L’Allemagne d'Hitler, accomplissant une prédication de Nietzsche, a cherché et cru trouver “un pilote devant lequel les lois s'effacent elles-mêmes.” Et nous, au contraire, nous prétendons construire un monde où aucun Führer ne pourra prétendre se mettre au-dessus des lois voulues par Dieu, mais imposées par nous.
Le conflit est entre ces préceptes, gravés, fixés dans la conscience des hommes nés chrétiens, et cette autre loi que crée à son usage, et à l'usage de son peuple, le Chef, selon Nietzsche, celui qui dit: “Ce qui est bon pour moi est bon en soi. Ce qui m'est bon, c'est cela que j'appelle justice. Mon bonheur, c'est cela que j'appelle vertu.”

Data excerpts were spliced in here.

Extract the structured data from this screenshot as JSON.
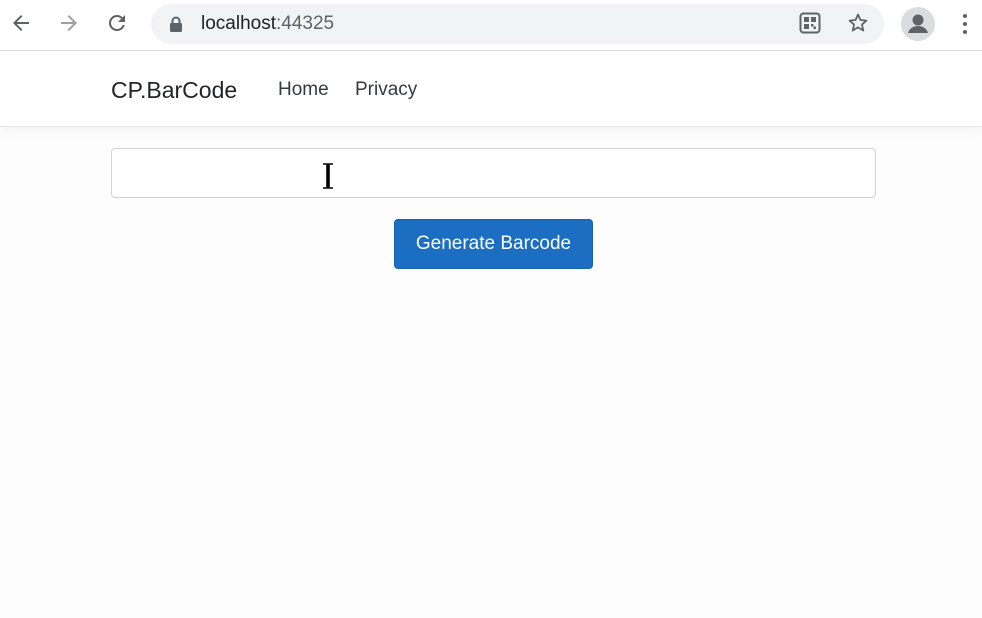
{
  "browser": {
    "url_host": "localhost",
    "url_port": ":44325",
    "icons": {
      "back": "arrow-left-icon",
      "forward": "arrow-right-icon",
      "reload": "reload-icon",
      "lock": "lock-icon",
      "qr": "qr-code-icon",
      "bookmark": "star-icon",
      "profile": "profile-icon",
      "menu": "more-vertical-icon"
    }
  },
  "navbar": {
    "brand": "CP.BarCode",
    "links": [
      "Home",
      "Privacy"
    ]
  },
  "main": {
    "input_value": "",
    "input_placeholder": "",
    "button_label": "Generate Barcode"
  },
  "colors": {
    "primary_button": "#1b6ec2",
    "page_background": "#fdfdfd"
  }
}
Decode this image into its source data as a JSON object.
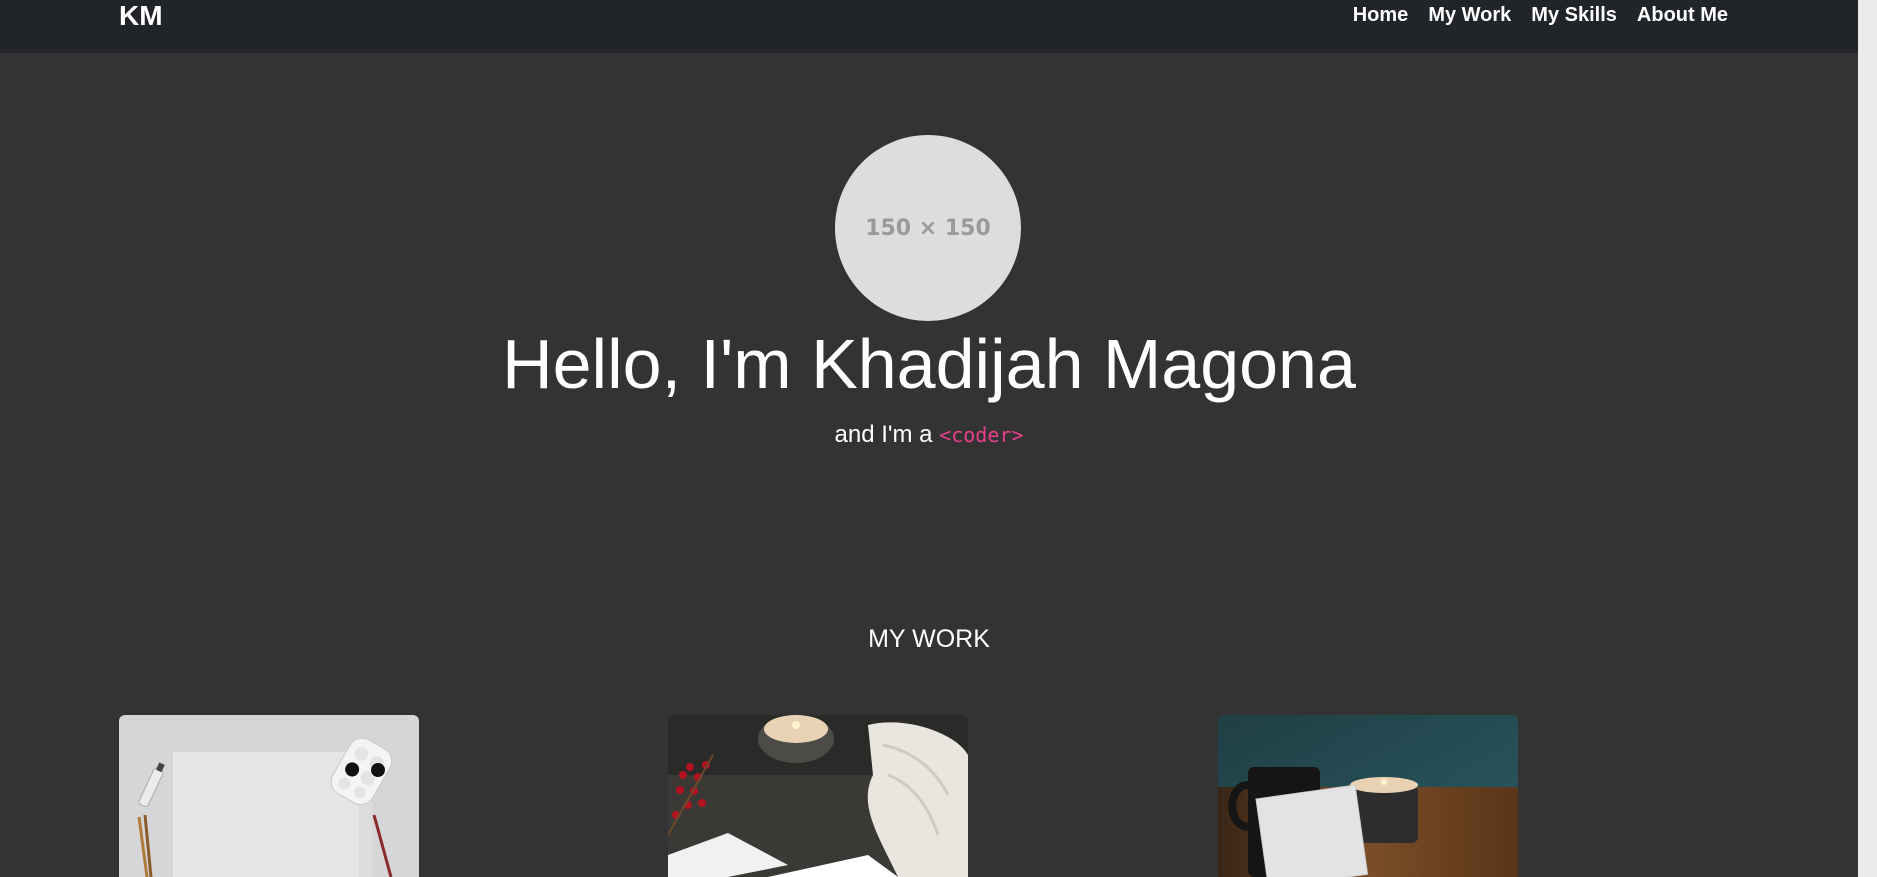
{
  "nav": {
    "brand": "KM",
    "links": [
      {
        "label": "Home"
      },
      {
        "label": "My Work"
      },
      {
        "label": "My Skills"
      },
      {
        "label": "About Me"
      }
    ]
  },
  "hero": {
    "avatar_placeholder": "150 × 150",
    "title": "Hello, I'm Khadijah Magona",
    "subtitle_prefix": "and I'm a",
    "subtitle_code": "<coder>"
  },
  "work": {
    "title": "MY WORK",
    "cards": [
      {
        "image": "blank paper with paint palette and brushes"
      },
      {
        "image": "candle, berries, knit fabric and envelope"
      },
      {
        "image": "mug, candle and blank card on wooden table"
      }
    ]
  },
  "colors": {
    "navbar_bg": "#212529",
    "page_bg": "#333333",
    "code_accent": "#e83e8c",
    "avatar_bg": "#dddddd"
  }
}
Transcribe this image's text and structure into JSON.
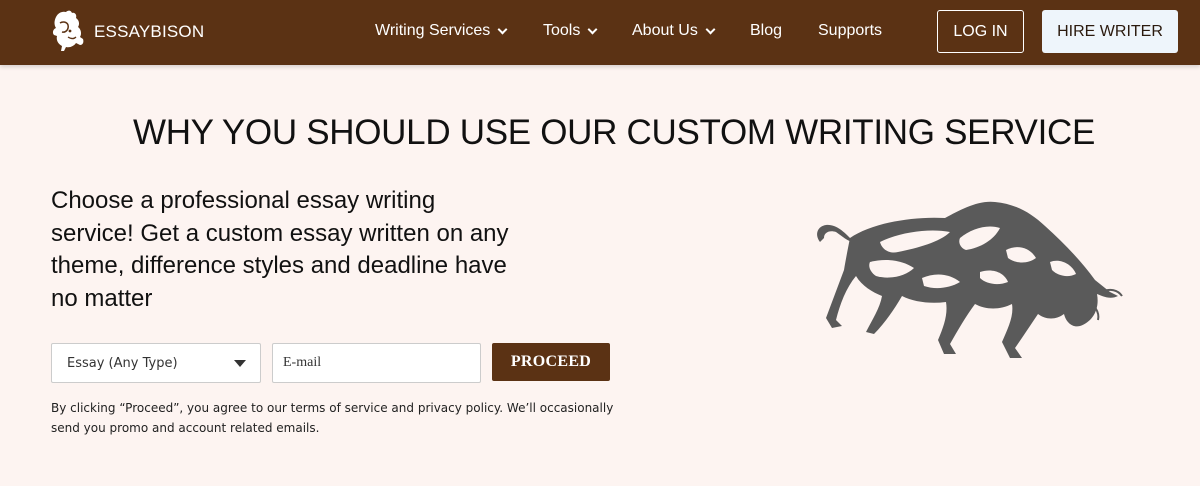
{
  "header": {
    "logo_text": "ESSAYBISON",
    "nav": [
      {
        "label": "Writing Services",
        "has_dropdown": true
      },
      {
        "label": "Tools",
        "has_dropdown": true
      },
      {
        "label": "About Us",
        "has_dropdown": true
      },
      {
        "label": "Blog",
        "has_dropdown": false
      },
      {
        "label": "Supports",
        "has_dropdown": false
      }
    ],
    "login_label": "LOG IN",
    "hire_label": "HIRE WRITER"
  },
  "main": {
    "headline": "WHY YOU SHOULD USE OUR CUSTOM WRITING SERVICE",
    "lead": "Choose a professional essay writing service! Get a custom essay written on any theme, difference styles and deadline have no matter",
    "form": {
      "type_selected": "Essay (Any Type)",
      "email_placeholder": "E-mail",
      "proceed_label": "PROCEED"
    },
    "disclaimer": "By clicking “Proceed”, you agree to our terms of service and privacy policy. We’ll occasionally send you promo and account related emails."
  },
  "colors": {
    "header_bg": "#5b3214",
    "page_bg": "#fdf4f1",
    "accent": "#5b3214",
    "hire_button_bg": "#eef5fb"
  },
  "icons": [
    "bison-logo-icon",
    "chevron-down-icon",
    "caret-down-icon",
    "bison-illustration"
  ]
}
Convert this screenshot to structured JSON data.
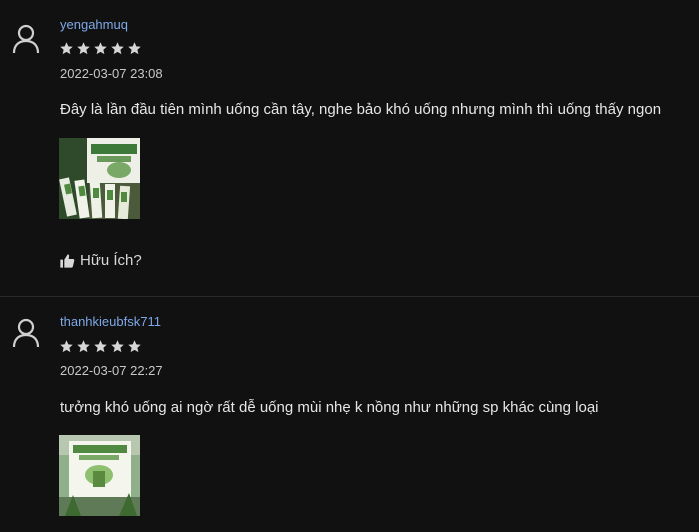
{
  "reviews": [
    {
      "username": "yengahmuq",
      "rating": 5,
      "max_rating": 5,
      "timestamp": "2022-03-07 23:08",
      "comment": "Đây là lần đầu tiên mình uống cần tây, nghe bảo khó uống nhưng mình thì uống thấy ngon",
      "helpful_label": "Hữu Ích?"
    },
    {
      "username": "thanhkieubfsk711",
      "rating": 5,
      "max_rating": 5,
      "timestamp": "2022-03-07 22:27",
      "comment": "tưởng khó uống ai ngờ rất dễ uống mùi nhẹ k nồng như những sp khác cùng loại"
    }
  ],
  "colors": {
    "background": "#111111",
    "username": "#7fa8e8",
    "star": "#d6d6d6",
    "text": "#e6e6e6"
  }
}
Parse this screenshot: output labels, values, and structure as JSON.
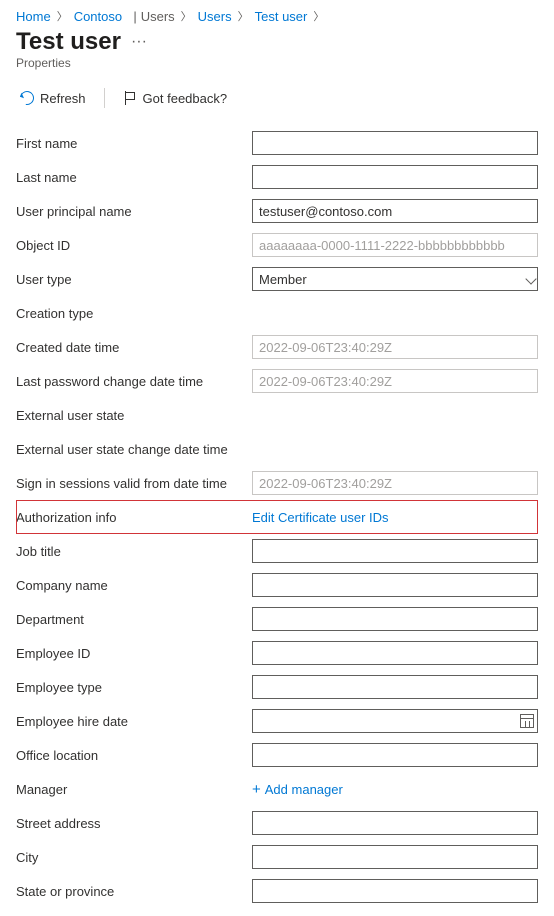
{
  "breadcrumb": {
    "home": "Home",
    "tenant": "Contoso",
    "section": "Users",
    "subsection": "Users",
    "current": "Test user"
  },
  "header": {
    "title": "Test user",
    "subtitle": "Properties"
  },
  "toolbar": {
    "refresh": "Refresh",
    "feedback": "Got feedback?"
  },
  "fields": {
    "first_name": {
      "label": "First name",
      "value": ""
    },
    "last_name": {
      "label": "Last name",
      "value": ""
    },
    "upn": {
      "label": "User principal name",
      "value": "testuser@contoso.com"
    },
    "object_id": {
      "label": "Object ID",
      "value": "aaaaaaaa-0000-1111-2222-bbbbbbbbbbbb"
    },
    "user_type": {
      "label": "User type",
      "value": "Member"
    },
    "creation_type": {
      "label": "Creation type",
      "value": ""
    },
    "created": {
      "label": "Created date time",
      "value": "2022-09-06T23:40:29Z"
    },
    "pwd_change": {
      "label": "Last password change date time",
      "value": "2022-09-06T23:40:29Z"
    },
    "ext_state": {
      "label": "External user state",
      "value": ""
    },
    "ext_state_change": {
      "label": "External user state change date time",
      "value": ""
    },
    "sign_in_valid": {
      "label": "Sign in sessions valid from date time",
      "value": "2022-09-06T23:40:29Z"
    },
    "auth_info": {
      "label": "Authorization info",
      "link": "Edit Certificate user IDs"
    },
    "job_title": {
      "label": "Job title",
      "value": ""
    },
    "company": {
      "label": "Company name",
      "value": ""
    },
    "department": {
      "label": "Department",
      "value": ""
    },
    "employee_id": {
      "label": "Employee ID",
      "value": ""
    },
    "employee_type": {
      "label": "Employee type",
      "value": ""
    },
    "hire_date": {
      "label": "Employee hire date",
      "value": ""
    },
    "office": {
      "label": "Office location",
      "value": ""
    },
    "manager": {
      "label": "Manager",
      "link": "Add manager"
    },
    "street": {
      "label": "Street address",
      "value": ""
    },
    "city": {
      "label": "City",
      "value": ""
    },
    "state": {
      "label": "State or province",
      "value": ""
    }
  }
}
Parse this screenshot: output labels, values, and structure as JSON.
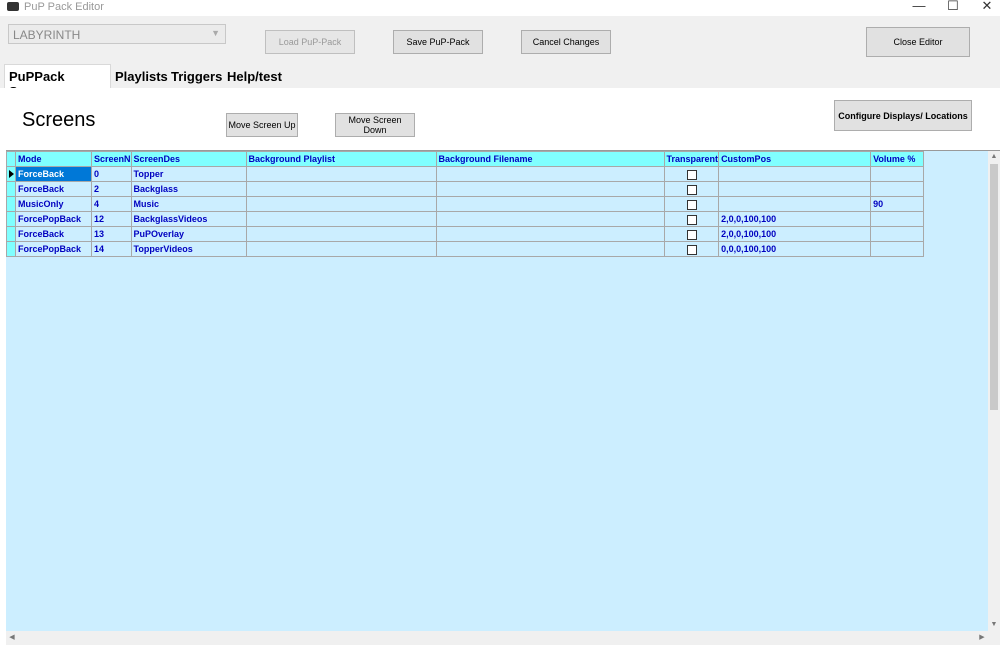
{
  "window": {
    "title": "PuP Pack Editor",
    "minimize": "—",
    "maximize": "☐",
    "close": "✕"
  },
  "toolbar": {
    "pack_select": "LABYRINTH",
    "load_label": "Load PuP-Pack",
    "save_label": "Save PuP-Pack",
    "cancel_label": "Cancel Changes",
    "close_label": "Close Editor"
  },
  "tabs": [
    "PuPPack Screens",
    "Playlists",
    "Triggers",
    "Help/test"
  ],
  "screens": {
    "heading": "Screens",
    "move_up_label": "Move Screen Up",
    "move_down_label": "Move Screen Down",
    "configure_label": "Configure Displays/ Locations"
  },
  "grid": {
    "columns": [
      "Mode",
      "ScreenN",
      "ScreenDes",
      "Background Playlist",
      "Background Filename",
      "Transparent",
      "CustomPos",
      "Volume %"
    ],
    "rows": [
      {
        "mode": "ForceBack",
        "screen": "0",
        "desc": "Topper",
        "bg_playlist": "",
        "bg_file": "",
        "transparent": false,
        "custompos": "",
        "volume": ""
      },
      {
        "mode": "ForceBack",
        "screen": "2",
        "desc": "Backglass",
        "bg_playlist": "",
        "bg_file": "",
        "transparent": false,
        "custompos": "",
        "volume": ""
      },
      {
        "mode": "MusicOnly",
        "screen": "4",
        "desc": "Music",
        "bg_playlist": "",
        "bg_file": "",
        "transparent": false,
        "custompos": "",
        "volume": "90"
      },
      {
        "mode": "ForcePopBack",
        "screen": "12",
        "desc": "BackglassVideos",
        "bg_playlist": "",
        "bg_file": "",
        "transparent": false,
        "custompos": "2,0,0,100,100",
        "volume": ""
      },
      {
        "mode": "ForceBack",
        "screen": "13",
        "desc": "PuPOverlay",
        "bg_playlist": "",
        "bg_file": "",
        "transparent": false,
        "custompos": "2,0,0,100,100",
        "volume": ""
      },
      {
        "mode": "ForcePopBack",
        "screen": "14",
        "desc": "TopperVideos",
        "bg_playlist": "",
        "bg_file": "",
        "transparent": false,
        "custompos": "0,0,0,100,100",
        "volume": ""
      }
    ]
  },
  "colors": {
    "header": "#80ffff",
    "cell": "#cceeff",
    "text": "#0000c0",
    "selection": "#0078d7"
  }
}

Nietzsche écrivait en 1885: “Je juge un homme ou un peuple d'après la somme d'instincts redoutables qu'il peut déchaîner en lui sans en périr, en les utilisant au contraire à son profit pour fructifier en actes et en œuvres…” Les temps sont accomplis: l'homme et le peuple annoncés par Nietzsche sont venus. A nous de les dominer et de les vaincre, à nous de reconstruire un monde où ils ne pourront plus se déchaîner sans attirer sur eux la foudre.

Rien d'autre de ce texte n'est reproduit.